Fuck it. “It’s fine,” I told Sandler. “What is it?”

“I e-mailed you a file. A recording, of a conversation.”

“What conversation?”

“Me and my boss. Ellinger, Frank Ellinger. I got this digital recorder, left it on in my jacket pocket, went in and saw him, got him to say stuff. I’ve got him admitting to the payoffs from the Gorkin lady and others, letting shithole restaurants stay open even when they don’t meet minimum standards, that kind of thing. It’s all there. Listen to it. You’ll see. You just have to make it clear that even though I make it sound like I’m going along with it, it’s me trapping him, you understand? You have to make that clear when you do your story.”

“Hold on, Sandler. I’ll check it out. I’m sure it’s good stuff. Let me have a listen and we’ll go from there.”

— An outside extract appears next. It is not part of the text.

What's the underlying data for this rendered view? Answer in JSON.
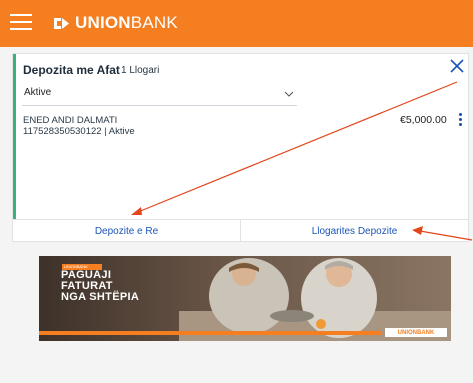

“Let’s meet again, at Bayside Park. We can meet there at nine tomorrow morning. You listen to it, you come and see me, we’ll get these fuckers.”

“Okay, okay, that sounds fine. Let me get some numbers from you.” I opened up the bedside table drawer, found a pen and a piece of paper. “Where can I reach you?”

Sandler gave me his cell, work, and home phone numbers. “Just listen to it, okay? It’s legit. You need to get these guys, and these crazy Gorkin women. I can’t live with this shit anymore, you know?”

“I hear ya.”

“Ellinger, I think he was suspicious at the end, you know? Like he thought I was up to something, so you gotta move on this fast. He might talk to Mrs. Gorkin or something, you never know.”

“Okay, okay. Just calm down. I’ll listen to the file, meet you in the morning.”

“Just listen,” Sandler said, and hung up.

I sat on the edge of the bed a moment, then went into the bathroom and turned the shower taps back on.

Just as I figured. No more hot water.

But there was plenty more waiting for me.